Polarization Angle as an Optimizable Parameter: Transforming a physical parameter that historically required precise measurement into a learnable parameter in the network is a successful case of "replacing calibration with optimization". This approach is highly transferable to other tasks where physical parameter calibration is difficult.

Limitations & Future Work¶

Currently, the polarizer orientation must remain fixed during acquisition.

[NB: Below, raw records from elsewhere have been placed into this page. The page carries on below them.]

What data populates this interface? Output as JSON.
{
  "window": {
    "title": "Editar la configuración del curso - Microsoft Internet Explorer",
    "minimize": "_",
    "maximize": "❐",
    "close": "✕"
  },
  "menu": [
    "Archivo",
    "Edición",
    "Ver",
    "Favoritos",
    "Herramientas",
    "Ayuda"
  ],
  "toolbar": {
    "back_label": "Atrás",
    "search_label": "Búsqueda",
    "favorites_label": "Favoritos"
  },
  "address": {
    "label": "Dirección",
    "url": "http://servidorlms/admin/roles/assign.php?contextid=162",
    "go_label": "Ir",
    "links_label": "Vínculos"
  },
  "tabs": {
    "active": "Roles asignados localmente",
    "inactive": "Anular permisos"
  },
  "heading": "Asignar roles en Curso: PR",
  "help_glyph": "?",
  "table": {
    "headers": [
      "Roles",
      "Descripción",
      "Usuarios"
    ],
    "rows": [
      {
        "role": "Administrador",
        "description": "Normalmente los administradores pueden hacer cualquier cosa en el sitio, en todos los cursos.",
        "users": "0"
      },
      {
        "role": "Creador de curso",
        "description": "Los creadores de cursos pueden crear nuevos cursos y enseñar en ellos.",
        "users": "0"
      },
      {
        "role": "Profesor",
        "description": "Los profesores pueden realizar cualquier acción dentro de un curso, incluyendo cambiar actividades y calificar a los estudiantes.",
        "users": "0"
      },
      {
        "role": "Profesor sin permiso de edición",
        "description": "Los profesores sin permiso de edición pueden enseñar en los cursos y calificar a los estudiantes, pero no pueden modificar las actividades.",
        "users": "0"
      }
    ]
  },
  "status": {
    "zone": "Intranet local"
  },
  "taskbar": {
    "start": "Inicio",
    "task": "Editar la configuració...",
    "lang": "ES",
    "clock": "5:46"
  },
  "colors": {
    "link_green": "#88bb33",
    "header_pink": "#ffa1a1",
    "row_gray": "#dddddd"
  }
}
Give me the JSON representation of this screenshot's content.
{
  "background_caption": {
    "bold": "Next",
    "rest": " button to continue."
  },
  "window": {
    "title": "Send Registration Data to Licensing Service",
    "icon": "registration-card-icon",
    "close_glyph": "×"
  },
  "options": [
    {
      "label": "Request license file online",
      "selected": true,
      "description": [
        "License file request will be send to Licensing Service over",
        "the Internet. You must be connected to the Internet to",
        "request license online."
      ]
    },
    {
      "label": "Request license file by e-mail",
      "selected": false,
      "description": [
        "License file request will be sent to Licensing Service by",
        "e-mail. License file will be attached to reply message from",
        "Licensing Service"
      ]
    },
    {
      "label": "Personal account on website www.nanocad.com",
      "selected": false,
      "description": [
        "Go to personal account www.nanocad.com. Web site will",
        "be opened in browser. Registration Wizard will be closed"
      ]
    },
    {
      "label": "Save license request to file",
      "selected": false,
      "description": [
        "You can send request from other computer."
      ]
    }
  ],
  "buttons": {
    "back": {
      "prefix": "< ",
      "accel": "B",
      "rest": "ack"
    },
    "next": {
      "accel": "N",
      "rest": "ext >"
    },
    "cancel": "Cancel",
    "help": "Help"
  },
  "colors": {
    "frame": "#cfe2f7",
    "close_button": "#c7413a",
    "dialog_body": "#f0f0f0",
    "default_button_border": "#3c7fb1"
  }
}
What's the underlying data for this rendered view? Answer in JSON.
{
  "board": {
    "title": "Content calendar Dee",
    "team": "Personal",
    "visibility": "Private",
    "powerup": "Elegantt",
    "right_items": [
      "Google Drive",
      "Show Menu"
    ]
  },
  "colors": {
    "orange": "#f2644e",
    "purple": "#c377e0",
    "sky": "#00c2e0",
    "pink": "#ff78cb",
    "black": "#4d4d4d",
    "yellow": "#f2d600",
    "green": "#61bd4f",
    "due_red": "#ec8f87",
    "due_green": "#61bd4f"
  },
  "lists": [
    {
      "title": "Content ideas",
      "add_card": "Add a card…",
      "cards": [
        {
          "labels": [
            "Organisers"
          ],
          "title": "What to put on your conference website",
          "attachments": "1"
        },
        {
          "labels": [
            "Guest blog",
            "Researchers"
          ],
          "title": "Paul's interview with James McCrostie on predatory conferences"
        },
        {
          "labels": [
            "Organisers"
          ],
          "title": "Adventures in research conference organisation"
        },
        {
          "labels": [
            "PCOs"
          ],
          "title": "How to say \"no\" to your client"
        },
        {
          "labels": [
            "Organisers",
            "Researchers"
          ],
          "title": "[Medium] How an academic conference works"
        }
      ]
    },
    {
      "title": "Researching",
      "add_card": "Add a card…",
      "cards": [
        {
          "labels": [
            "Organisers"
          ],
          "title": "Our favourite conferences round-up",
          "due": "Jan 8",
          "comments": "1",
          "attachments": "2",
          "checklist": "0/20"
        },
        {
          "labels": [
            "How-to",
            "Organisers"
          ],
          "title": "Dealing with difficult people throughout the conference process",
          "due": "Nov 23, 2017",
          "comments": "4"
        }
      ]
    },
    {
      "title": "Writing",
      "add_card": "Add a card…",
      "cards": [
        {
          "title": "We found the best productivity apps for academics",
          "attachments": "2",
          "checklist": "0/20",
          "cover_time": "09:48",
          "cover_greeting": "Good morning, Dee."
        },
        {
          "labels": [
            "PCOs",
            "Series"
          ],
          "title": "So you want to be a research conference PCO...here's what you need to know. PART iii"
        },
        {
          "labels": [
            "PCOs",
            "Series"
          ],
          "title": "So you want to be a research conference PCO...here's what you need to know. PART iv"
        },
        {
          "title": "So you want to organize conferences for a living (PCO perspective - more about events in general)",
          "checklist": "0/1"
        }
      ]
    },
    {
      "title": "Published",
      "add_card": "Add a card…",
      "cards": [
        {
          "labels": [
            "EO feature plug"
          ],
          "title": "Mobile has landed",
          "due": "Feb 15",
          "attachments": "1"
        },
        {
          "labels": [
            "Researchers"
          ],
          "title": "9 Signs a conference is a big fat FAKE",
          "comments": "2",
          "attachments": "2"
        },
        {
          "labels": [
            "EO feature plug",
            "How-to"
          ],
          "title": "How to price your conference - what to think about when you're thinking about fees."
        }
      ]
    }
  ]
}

If polarizer directions vary across different viewpoints, the methods should theoretically still function but would require more views.
The method does not handle transparent or translucent objects, focusing exclusively on opaque glossy surfaces.
It exhibits color bleeding artifacts (the color from specular highlights may bleed onto adjacent diffuse regions).
The GT geometry is obtained by scanning objects with a diffuse coating. The alignment between the scan and reconstruction coordinate systems relies heavily on manual initialization and non-rigid ICP, which might introduce evaluation errors.
The potential of utilizing more modern 3D representations (such as 3D Gaussian Splatting) as the geometric backbone has not yet been explored.

vs PANDORA: PANDORA relies on dedicated polarization cameras to capture complete four-directional polarization info and directly supervises the Stokes vectors. In contrast, this method requires only one polarization image per view and learns indirectly through rendering losses, vastly lowering cost while matching quality.
vs NeRO: NeRO is tailored for highly reflective objects, achieving good geometry but sub-par reflectance decomposition. The proposed method utilizes polarization cues to simultaneously boost both geometric accuracy and decomposition quality.
vs Ref-NeRF/VolSDF: This method incorporates a polarization rendering layer on top of these baselines, essentially using polarization physics priors to enhance the disentanglement of normals and materials.

Rating¶

Novelty: ⭐⭐⭐⭐ The combination of cost-effective polarization acquisition and end-to-end polarization angle optimization is a novel system-level innovation.
Experimental Thoroughness: ⭐⭐⭐⭐ Comprises synthetic and real-world data, multi-method comparisons, and complete ablation studies. The GT acquisition protocol is standardized.
Writing Quality: ⭐⭐⭐⭐⭐ Rigorous theoretical analysis, clear pipeline diagrams, and self-consistent physical derivations.
Value: ⭐⭐⭐⭐ Highly practical, lowering the hardware entry barrier for polarimetric 3D reconstruction and showing potential for application on consumer-grade devices like smartphones.